Sexual Abuse is any act that involves the child in any activity for the sexual gratification of another person, whether or not it is claimed that the child either consented or assented. Sexual abuse involves forcing or enticing a child to take part in sexual activities, whether or not the child is aware of what is happening. The activities may involve physical contact, including penetrative or non-penetrative acts. They may include non-contact activities, such as involving children in looking at, or in the production of indecent images or in watching sexual activities, using sexual language towards a child or encouraging children to behave in sexually inappropriate ways.

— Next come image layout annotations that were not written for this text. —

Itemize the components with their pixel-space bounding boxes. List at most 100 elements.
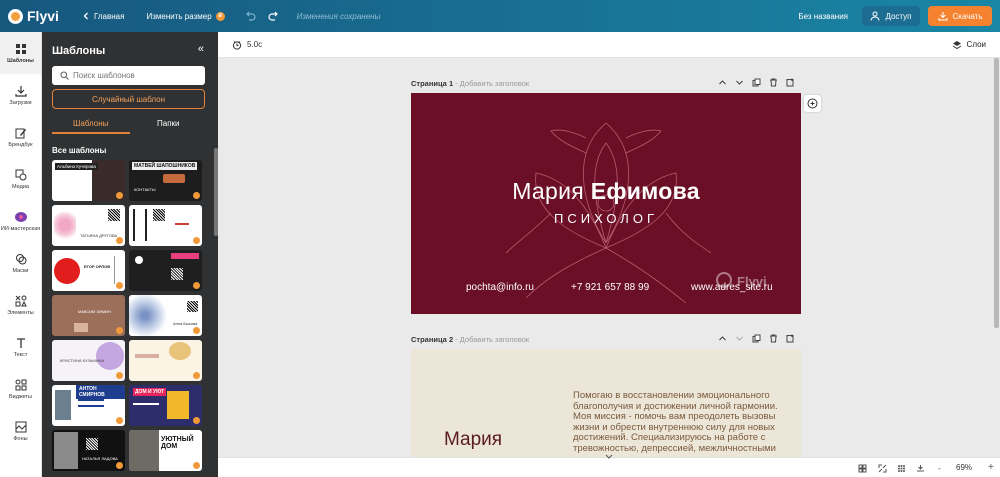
thumb-text: Анна Быкова [173,321,198,326]
rail-label: ИИ-мастерская [0,225,41,232]
topbar-right: Без названия Доступ Скачать [798,6,1000,26]
template-thumb[interactable] [129,340,202,381]
pages-grid-icon[interactable] [897,464,906,473]
background-icon [15,421,26,432]
template-thumb[interactable]: АНТОН СМИРНОВ [52,385,125,426]
template-thumb[interactable]: НАТАЛЬЯ ЛАДОВА [52,430,125,471]
template-thumb[interactable]: ДОМ И УЮТ [129,385,202,426]
template-thumb[interactable] [129,250,202,291]
crown-icon [193,327,200,334]
card-first-name: Мария [512,178,591,204]
ai-icon [14,211,27,222]
rail-label: Фоны [13,435,28,442]
zoom-in-button[interactable]: + [988,462,994,473]
page2-header: Страница 2 - Добавить заголовок [411,335,529,344]
chevron-up-icon[interactable] [718,78,727,87]
template-thumb[interactable]: УЮТНЫЙ ДОМ [129,430,202,471]
rail-item-uploads[interactable]: Загрузки [0,74,41,116]
rail-item-backgrounds[interactable]: Фоны [0,410,41,452]
rail-item-widgets[interactable]: Виджеты [0,368,41,410]
tab-templates[interactable]: Шаблоны [52,116,130,134]
thumb-text: АНТОН СМИРНОВ [76,385,125,399]
page1-add-title[interactable]: - Добавить заголовок [455,79,529,88]
random-template-button[interactable]: Случайный шаблон [52,89,205,109]
brand-name: Flyvi [27,8,59,24]
template-search[interactable] [52,66,205,85]
thumb-text: МАКСИМ ЗИМИН [78,309,111,314]
add-comment-button[interactable] [804,95,821,112]
thumb-text: МАТВЕЙ ШАПОШНИКОВ [132,162,198,170]
upload-icon [14,85,27,97]
left-rail: Шаблоны Загрузки Брендбук Медиа ИИ-масте… [0,32,42,477]
zoom-level[interactable]: 69% [956,463,972,472]
rail-label: Загрузки [9,99,32,106]
resize-button[interactable]: Изменить размер ♛ [146,11,225,21]
download-icon [937,12,948,21]
fullscreen-icon[interactable] [878,464,887,473]
layers-button[interactable]: Слои [952,40,986,50]
chevron-down-icon[interactable] [605,454,613,460]
text-icon [16,337,25,348]
duplicate-icon[interactable] [752,78,761,87]
top-bar: Flyvi Главная Изменить размер ♛ Изменени… [0,0,1000,32]
rail-item-elements[interactable]: Элементы [0,284,41,326]
add-page-icon[interactable] [786,334,795,343]
mask-icon [15,253,26,264]
add-page-icon[interactable] [786,78,795,87]
trash-icon[interactable] [769,78,778,87]
rail-item-masks[interactable]: Маски [0,242,41,284]
template-thumb[interactable]: Анна Быкова [129,295,202,336]
template-thumb[interactable]: МАКСИМ ЗИМИН [52,295,125,336]
page1-actions [718,78,795,87]
home-button[interactable]: Главная [82,12,124,21]
redo-button[interactable] [268,11,283,21]
card-name: Мария Ефимова [411,178,801,205]
zoom-out-button[interactable]: - [938,464,941,473]
access-button[interactable]: Доступ [862,6,920,26]
rail-item-ai[interactable]: ИИ-мастерская [0,200,41,242]
template-thumb[interactable]: КРИСТИНА КУЗЬМИНА [52,340,125,381]
rail-item-text[interactable]: Текст [0,326,41,368]
trash-icon[interactable] [769,334,778,343]
duplicate-icon[interactable] [752,334,761,343]
template-thumb[interactable]: МАТВЕЙ ШАПОШНИКОВ КОНТАКТЫ [129,160,202,201]
save-status: Изменения сохранены [296,11,381,21]
edit-icon [15,128,26,138]
undo-button[interactable] [245,11,260,21]
search-icon [60,71,69,80]
collapse-panel-button[interactable]: « [198,43,204,55]
crown-icon [193,462,200,469]
crown-icon [116,462,123,469]
card-about-text: Помогаю в восстановлении эмоционального … [573,390,778,454]
page2-actions [718,334,795,343]
rail-item-brandbook[interactable]: Брендбук [0,116,41,158]
template-thumb[interactable]: Альбина Кучерова [52,160,125,201]
page1-label: Страница 1 [411,79,454,88]
template-thumb[interactable]: ТАТЬЯНА ДРУГОВА [52,205,125,246]
doc-title[interactable]: Без названия [798,12,848,21]
fit-icon[interactable] [916,464,925,473]
chevron-down-icon[interactable] [735,78,744,87]
page-timer[interactable]: 5.0с [232,40,262,50]
brand-logo[interactable]: Flyvi [8,8,70,24]
rail-item-media[interactable]: Медиа [0,158,41,200]
download-button[interactable]: Скачать [928,6,992,26]
thumb-text: НАТАЛЬЯ ЛАДОВА [82,456,118,461]
redo-icon [268,11,278,21]
page2-add-title[interactable]: - Добавить заголовок [455,335,529,344]
watermark-logo-icon [716,272,732,288]
crown-icon [193,282,200,289]
business-card-front[interactable]: Мария Ефимова ПСИХОЛОГ pochta@info.ru +7… [411,93,801,314]
template-thumb[interactable] [129,205,202,246]
canvas-area: 5.0с Слои Страница 1 - Добавить заголово… [218,32,1000,477]
grid-view-icon[interactable] [858,464,867,473]
chevron-down-icon[interactable] [735,334,744,343]
canvas-scrollbar[interactable] [994,58,999,328]
rail-item-templates[interactable]: Шаблоны [0,32,41,74]
template-thumb[interactable]: ЕГОР ОРЛОВ [52,250,125,291]
thumb-text: ДОМ И УЮТ [133,388,167,396]
search-input[interactable] [73,71,193,80]
tab-folders[interactable]: Папки [130,116,208,134]
chevron-up-icon[interactable] [718,334,727,343]
timer-value: 5.0с [247,40,263,49]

Sexual abuse is any sort of non-consensual sexual contact which can include derogatory name calling, refusal to use contraception, deliberately causing unwanted physical pain during sex and passing on sexual diseases. Some of the physical indicators of sexual abuse are The physical indicators that a child is being sexually abused are torn, stained or bloody underclothing, bruises, lacerations, redness, swelling or bleeding in genital, vaginal or anal area, blood in urine or faeces, urinary tract infections, sexually transmitted disease, unusual or excessive itching or pain in the genital or anal area, sexual active at an early age, loss of appetite, bed wetting and sleep disturbances. Fire lighting by boys. Emotional indicators are excessive crying, poor self-esteem and being anxious. Behaviour signs are having a noticeable fear of a person or certain places e.g. bedrooms, age-inappropriate sexual play with toys, self, and others. Sexually explicit language, drawings and unusual sexual knowledge.

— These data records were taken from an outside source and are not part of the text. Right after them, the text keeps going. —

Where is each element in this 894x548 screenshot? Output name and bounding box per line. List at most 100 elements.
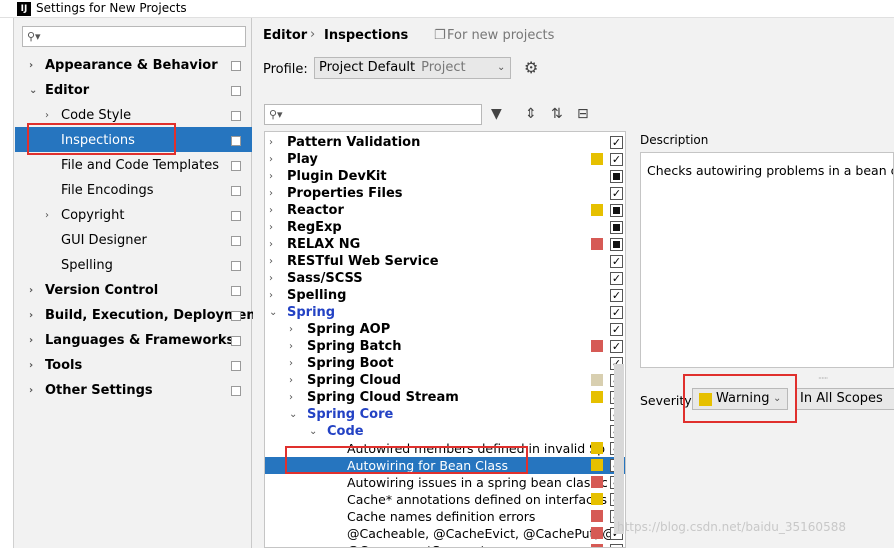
copy-icon [231, 86, 241, 96]
enable-checkbox[interactable] [610, 204, 623, 217]
chevron-right-icon[interactable]: › [29, 53, 33, 78]
description-text: Checks autowiring problems in a bean cla… [647, 163, 893, 178]
enable-checkbox[interactable]: ✓ [610, 544, 623, 547]
gear-icon[interactable]: ⚙ [524, 58, 538, 77]
inspection-row[interactable]: ›Spring Boot✓ [265, 355, 625, 372]
sidebar-item-label: Spelling [61, 258, 113, 273]
scope-dropdown[interactable]: In All Scopes ⌄ [796, 388, 894, 410]
enable-checkbox[interactable]: ✓ [610, 272, 623, 285]
sidebar-item[interactable]: ⌄ Editor [29, 78, 252, 103]
inspection-label: Spring AOP [307, 322, 391, 337]
inspection-label: Pattern Validation [287, 135, 421, 150]
enable-checkbox[interactable]: ✓ [610, 289, 623, 302]
inspection-row[interactable]: › Spring AOP ✓ [265, 321, 625, 338]
chevron-down-icon[interactable]: ⌄ [289, 406, 297, 423]
annotation-box-severity [683, 374, 797, 423]
sidebar-item[interactable]: › Appearance & Behavior [29, 53, 252, 78]
inspection-label: RegExp [287, 220, 342, 235]
chevron-right-icon[interactable]: › [269, 270, 273, 287]
inspection-row[interactable]: › Plugin DevKit [265, 168, 625, 185]
chevron-right-icon[interactable]: › [269, 168, 273, 185]
filter-icon[interactable]: ▼ [491, 106, 502, 122]
sidebar-item[interactable]: Spelling [45, 253, 252, 278]
inspection-row[interactable]: ›Spring Cloud Stream✓ [265, 389, 625, 406]
breadcrumb-editor[interactable]: Editor [263, 28, 307, 43]
collapse-all-icon[interactable]: ⇅ [551, 106, 563, 122]
copy-icon [231, 311, 241, 321]
chevron-right-icon[interactable]: › [289, 389, 293, 406]
inspection-row[interactable]: @Cacheable, @CacheEvict, @CachePut, @✓ [265, 525, 625, 542]
inspection-row[interactable]: Cache* annotations defined on interfaces… [265, 491, 625, 508]
enable-checkbox[interactable] [610, 238, 623, 251]
resize-grip[interactable]: ······ [818, 374, 828, 383]
inspections-tree[interactable]: › Pattern Validation ✓ › Play ✓ › Plugin DevKit… [264, 131, 626, 548]
sidebar-item-label: Build, Execution, Deployment [45, 308, 262, 323]
inspection-row[interactable]: › Sass/SCSS ✓ [265, 270, 625, 287]
inspection-row[interactable]: @ComponentScan setup ✓ [265, 542, 625, 547]
enable-checkbox[interactable]: ✓ [610, 136, 623, 149]
sidebar-item[interactable]: › Tools [29, 353, 252, 378]
reset-icon[interactable]: ⊟ [577, 106, 589, 122]
inspection-row[interactable]: › Spelling ✓ [265, 287, 625, 304]
sidebar-item[interactable]: › Languages & Frameworks [29, 328, 252, 353]
enable-checkbox[interactable]: ✓ [610, 255, 623, 268]
chevron-right-icon[interactable]: › [269, 151, 273, 168]
inspection-row[interactable]: › Properties Files ✓ [265, 185, 625, 202]
chevron-down-icon[interactable]: ⌄ [269, 304, 277, 321]
inspection-row[interactable]: › Spring Batch ✓ [265, 338, 625, 355]
inspection-search-input[interactable]: ⚲▾ [264, 104, 482, 125]
chevron-right-icon[interactable]: › [29, 378, 33, 403]
chevron-right-icon[interactable]: › [289, 355, 293, 372]
inspection-row[interactable]: ⌄Code✓ [265, 423, 625, 440]
chevron-right-icon[interactable]: › [269, 219, 273, 236]
enable-checkbox[interactable]: ✓ [610, 340, 623, 353]
inspection-row[interactable]: ⌄ Spring ✓ [265, 304, 625, 321]
chevron-right-icon[interactable]: › [289, 372, 293, 389]
sidebar-item[interactable]: File and Code Templates [45, 153, 252, 178]
enable-checkbox[interactable] [610, 221, 623, 234]
sidebar-item[interactable]: › Other Settings [29, 378, 252, 403]
list-scrollbar[interactable] [614, 364, 624, 534]
chevron-right-icon[interactable]: › [289, 321, 293, 338]
chevron-down-icon[interactable]: ⌄ [29, 78, 37, 103]
chevron-right-icon[interactable]: › [269, 236, 273, 253]
chevron-right-icon[interactable]: › [29, 278, 33, 303]
sidebar-item[interactable]: › Version Control [29, 278, 252, 303]
enable-checkbox[interactable]: ✓ [610, 153, 623, 166]
sidebar-item[interactable]: › Build, Execution, Deployment [29, 303, 262, 328]
settings-search-input[interactable]: ⚲▾ [22, 26, 246, 47]
inspection-row[interactable]: Cache names definition errors✓ [265, 508, 625, 525]
chevron-right-icon[interactable]: › [29, 353, 33, 378]
inspection-row[interactable]: Autowiring issues in a spring bean class… [265, 474, 625, 491]
profile-dropdown[interactable]: Project Default Project ⌄ [314, 57, 511, 79]
enable-checkbox[interactable]: ✓ [610, 323, 623, 336]
inspection-label: Spring Batch [307, 339, 402, 354]
chevron-right-icon[interactable]: › [289, 338, 293, 355]
chevron-right-icon[interactable]: › [269, 253, 273, 270]
enable-checkbox[interactable]: ✓ [610, 306, 623, 319]
chevron-right-icon[interactable]: › [269, 185, 273, 202]
chevron-right-icon[interactable]: › [29, 328, 33, 353]
inspection-row[interactable]: › RESTful Web Service ✓ [265, 253, 625, 270]
chevron-down-icon[interactable]: ⌄ [309, 423, 317, 440]
expand-all-icon[interactable]: ⇕ [525, 106, 537, 122]
enable-checkbox[interactable] [610, 170, 623, 183]
sidebar-item[interactable]: File Encodings [45, 178, 252, 203]
inspection-row[interactable]: › Play ✓ [265, 151, 625, 168]
inspection-row[interactable]: › Reactor [265, 202, 625, 219]
chevron-right-icon[interactable]: › [269, 134, 273, 151]
inspection-row[interactable]: ›Spring Cloud✓ [265, 372, 625, 389]
sidebar-item[interactable]: GUI Designer [45, 228, 252, 253]
inspection-row[interactable]: ⌄Spring Core✓ [265, 406, 625, 423]
sidebar-item[interactable]: › Copyright [45, 203, 252, 228]
copy-icon [231, 386, 241, 396]
inspection-row[interactable]: › RELAX NG [265, 236, 625, 253]
chevron-right-icon[interactable]: › [29, 303, 33, 328]
enable-checkbox[interactable]: ✓ [610, 187, 623, 200]
inspection-label: Plugin DevKit [287, 169, 387, 184]
chevron-right-icon[interactable]: › [45, 203, 49, 228]
inspection-row[interactable]: › RegExp [265, 219, 625, 236]
chevron-right-icon[interactable]: › [269, 287, 273, 304]
chevron-right-icon[interactable]: › [269, 202, 273, 219]
inspection-row[interactable]: › Pattern Validation ✓ [265, 134, 625, 151]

Neglect is the persistent failure to meet a child’s basic physical and/or psychological needs, likely to result in the serious impairment of the child’s health or development. It may involve a parent or carer failing to provide adequate food, shelter and clothing, to protect a child from physical harm or danger, or to ensure access to appropriate medical care or treatment. It may also include neglect of, or failure to respond to, a child’s basic emotional needs. Neglect may also result in the child being diagnosed as suffering from ‘non-organic failure to thrive’, where they have significantly failed to reach normal weight and growth or development milestones and where physical and genetic reasons have been medically eliminated. In its extreme form children can be at serious risk from the effects of malnutrition, lack of nurturing and stimulation. This can lead to serious long-term effects such as greater susceptibility to serious childhood illnesses and reduction in potential stature. With young children in particular, the consequences may be life-threatening within a relatively short period of time.

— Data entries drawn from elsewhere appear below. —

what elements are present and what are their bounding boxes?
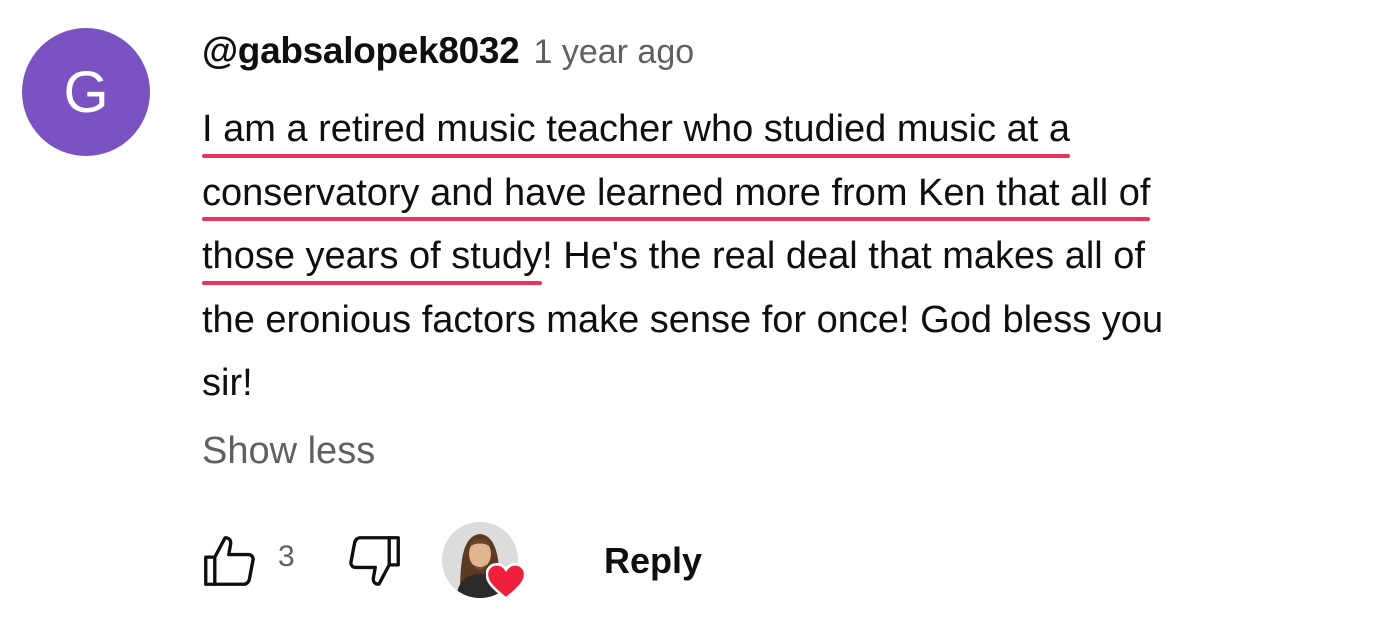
thumbs-down-icon <box>349 536 400 586</box>
comment-line: I am a retired music teacher who studied… <box>202 98 1352 162</box>
comment-line: conservatory and have learned more from … <box>202 162 1352 226</box>
comment-text: I am a retired music teacher who studied… <box>202 98 1352 416</box>
show-less-link[interactable]: Show less <box>202 430 375 473</box>
highlighted-text: conservatory and have learned more from … <box>202 162 1151 226</box>
like-button[interactable] <box>196 528 262 594</box>
reply-button[interactable]: Reply <box>604 540 702 582</box>
comment-line: the eronious factors make sense for once… <box>202 289 1352 353</box>
comment-thread: G @gabsalopek8032 1 year ago I am a reti… <box>0 0 1375 621</box>
creator-heart[interactable] <box>442 522 526 602</box>
highlighted-text: those years of study <box>202 225 543 289</box>
avatar-letter: G <box>63 59 109 125</box>
plain-text: sir! <box>202 362 253 404</box>
author-avatar[interactable]: G <box>22 28 150 156</box>
comment-actions: 3 Reply <box>196 520 896 600</box>
comment-line: those years of study! He's the real deal… <box>202 225 1352 289</box>
comment-header: @gabsalopek8032 1 year ago <box>202 30 694 72</box>
highlighted-text: I am a retired music teacher who studied… <box>202 98 1071 162</box>
plain-text: the eronious factors make sense for once… <box>202 298 1164 341</box>
dislike-button[interactable] <box>342 528 408 594</box>
like-count: 3 <box>278 540 295 573</box>
author-name[interactable]: @gabsalopek8032 <box>202 30 520 72</box>
comment-line: sir! <box>202 352 1352 416</box>
thumbs-up-icon <box>204 536 255 586</box>
heart-icon <box>486 562 526 600</box>
plain-text: ! He's the real deal that makes all of <box>542 235 1145 277</box>
comment-timestamp[interactable]: 1 year ago <box>533 33 694 72</box>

Neglect is a pattern of behaviour which occurs over a period of time and results in impaired functioning or development of a child possible indicators are poor hygiene (dirty and unbathed), inappropriate dress for the weather conditions, untreated medical problems, malnourished always being hungry, sever nappy rash or skin conditions, poor motor skills and co-ordination and being frequently late for school. Emotional and behavioural indicators are being listless and inactive, depression, feelings of inferiority to peers, may steal food, doesn’t show excitement and excessively seeks adult approval.